SÃO PAULO — A bajulação e a submissão constante podem ser respostas a traumas relacionais, segundo a psicóloga Ingrid Clayton. Ela explica que algumas pessoas aprendem a se aproximar da fonte de ameaça e a agradá-la como forma de buscar segurança, em vez de lutar, fugir ou ficar paralisadas.
Autora de A Quarta Reação, Clayton estará na Bienal do Livro de São Paulo para discutir o tema. Ela participará da mesa “O Peso de Agradar”, com a escritora Marcela Ceribelli, no domingo, 6, a partir das 17h30, no Espaço Saúde e Bem-Estar.
A chamada quarta reação
O conceito é apresentado no livro como fawning, termo em inglês traduzido como bajulação. O comportamento pode aparecer em casa, na faculdade ou no trabalho. A pessoa tenta ser prestativa, agradável, conciliadora ou indispensável e, com o tempo, pode deixar de reconhecer os próprios desejos e necessidades.
Clayton afirma que essa reação pode ter sido uma adaptação diante de ambientes inseguros. Crianças que dependem de um cuidador ameaçador, por exemplo, podem aprender a observar o humor dele, antecipar suas necessidades, reprimir a raiva e cuidar das emoções alheias.

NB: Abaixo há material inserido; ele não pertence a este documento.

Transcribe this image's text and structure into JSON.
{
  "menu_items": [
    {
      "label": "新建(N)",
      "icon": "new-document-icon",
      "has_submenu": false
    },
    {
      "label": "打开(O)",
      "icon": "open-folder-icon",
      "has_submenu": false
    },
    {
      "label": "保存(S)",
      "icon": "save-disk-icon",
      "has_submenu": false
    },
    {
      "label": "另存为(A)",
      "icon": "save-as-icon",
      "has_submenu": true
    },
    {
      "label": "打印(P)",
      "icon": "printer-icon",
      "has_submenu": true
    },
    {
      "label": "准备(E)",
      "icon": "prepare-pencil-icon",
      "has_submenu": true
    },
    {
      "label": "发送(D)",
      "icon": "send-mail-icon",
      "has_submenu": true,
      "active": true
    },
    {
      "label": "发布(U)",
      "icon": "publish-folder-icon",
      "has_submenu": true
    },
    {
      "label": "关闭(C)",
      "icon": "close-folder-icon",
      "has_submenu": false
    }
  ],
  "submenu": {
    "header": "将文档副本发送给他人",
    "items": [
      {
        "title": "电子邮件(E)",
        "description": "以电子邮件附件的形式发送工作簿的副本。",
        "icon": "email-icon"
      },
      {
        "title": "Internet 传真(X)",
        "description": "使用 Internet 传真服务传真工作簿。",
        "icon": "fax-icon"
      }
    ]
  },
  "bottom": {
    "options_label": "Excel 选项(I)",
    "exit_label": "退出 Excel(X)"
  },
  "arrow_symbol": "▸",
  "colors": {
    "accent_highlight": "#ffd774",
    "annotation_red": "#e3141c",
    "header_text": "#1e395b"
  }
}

Segundo a psicóloga, o problema surge quando a estratégia se torna crônica e continua mesmo depois de o perigo original desaparecer. Entre as possíveis consequências estão ansiedade, vergonha, ressentimento, estresse crônico, dificuldade para estabelecer limites, perda de identidade e permanência prolongada em relacionamentos prejudiciais.
Reconhecimento e tratamento
Para identificar um trauma, Clayton considera importante reconhecer que determinada experiência foi traumática. Ela afirma que o trauma complexo envolve ameaças contínuas ou repetidas à segurança, muitas vezes em relações interpessoais.
O tratamento pode incluir terapias focadas no trauma, métodos de dessensibilização, análise da família e outras abordagens. A psicóloga ressalta que não existe uma terapia única adequada para todas as pessoas.
A recuperação, segundo Clayton, envolve desenvolver segurança interna, autonomia e capacidade de permanecer conectado a si mesmo enquanto se relaciona com outras pessoas. Ela também defende que a raiva seja percebida como uma fonte de informação sobre limites ultrapassados e necessidades importantes, em vez de ser automaticamente reprimida.